Lymphatic fluid transports immune system cells throughout the body. Lymph nodes are small bean-shaped structures that help move this fluid. Cancer often first spreads to and through nearby lymph nodes.

  • NX: Cancer in nearby lymph nodes cannot be measured.
  • N0: There is no cancer in nearby lymph nodes.
  • N1, N2, N3: Refers to the number and location of lymph nodes that contain cancer. The higher the number after the N, the more lymph nodes that contain cancer.

3. Distant Metastasis (M)

Metastasis is the spread of cancer to other parts of the body.

  • MX: Metastasis cannot be measured.
  • M0: Cancer has not spread to other parts of the body.
  • M1: Cancer has spread to other parts of the body.

4. Other Notations That Can Be Part of TNM

Each of the T, N, and M categories might be written with a lowercase letter in front of it, showing if it’s a clinical or pathological classification:

  • A clinical stage is noted with “c” (for example, cT1)
  • A pathological stage is noted with “p” (for example, pN2)

For staging that is done after treatment or after cancer recurrence/progression, a category might also be given another lowercase letter in front of it:

  • For cancers that are restaged after neoadjuvant therapy (or other therapy), a “y” might be used in front of the category (for example, ycT1 or ypT2)
  • For cancers that are restaged after recurrence or progression of the cancer, an “r” might be used in front of the category (for example, rcT1 or rpT2)

Why is Cancer Grading Needed?

Doctors use tumor grade and other factors, such as cancer stage and a patient’s age and general health, to develop a treatment plan and to determine a patient’s prognosis (the likely outcome or course of a disease; the chance of recovery or recurrence).

Generally, a lower grade indicates a better prognosis. A higher grade cancer may grow and spread more quickly and may require immediate or more aggressive treatment.

The importance of tumor grade in planning treatment and determining a patient’s prognosis is greater for certain types of cancer, such as soft tissue sarcoma, primary brain tumors, and breast and prostate cancer.

Why is Cancer Staging Needed?

For most types of cancer, doctors need to know how much cancer there is and where it is (among other things) to help determine the best treatment options.

For example, the best treatment for an early stage cancer may be surgery or radiation, while a more advanced-stage cancer may need treatments that reach all parts of the body, such as chemotherapy, targeted drug therapy, or immunotherapy.

Of course, the stage of a cancer isn’t the only factor used to decide which treatments might be best.

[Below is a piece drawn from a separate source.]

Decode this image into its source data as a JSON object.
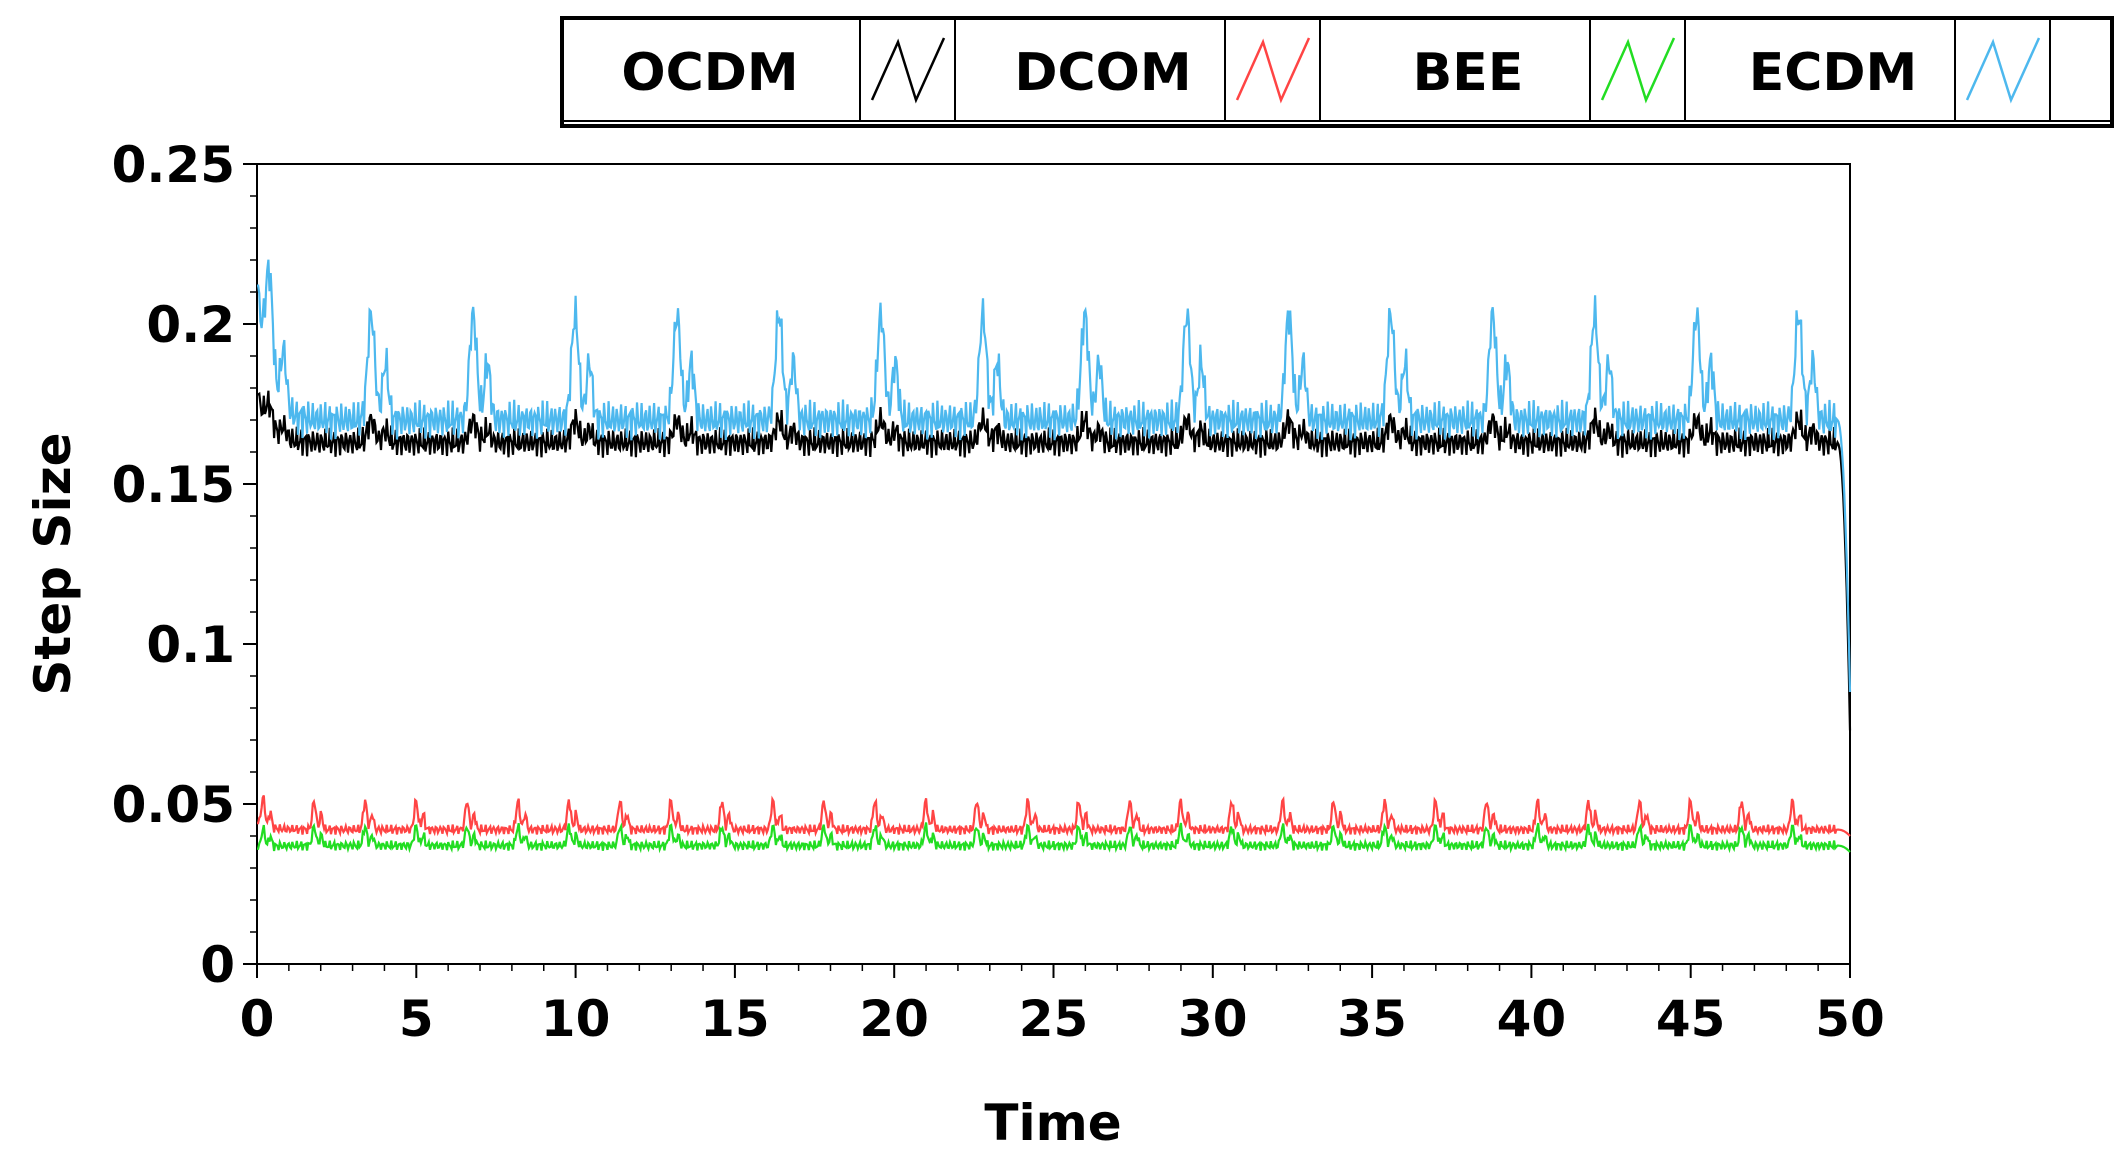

Sometimes, cancers with different stages might be treated the same way, or cancers with the same stage might be treated in different ways. Many factors determine the best treatment options for each person.

A cancer’s stage can also be used to help predict the course it will likely take, as well as how likely it is that treatment will be successful. Although each person’s situation is different, cancers of the same type and stage tend to have similar outlooks.

The cancer stage is also a way for doctors to describe the extent of the cancer when they talk with each other about a person’s cancer.

Not all cancers are staged. For example, leukemias are cancers of the blood cells and therefore typically have spread throughout the body by the time they are found. Most types of leukemias aren’t staged the way cancers that form tumors are.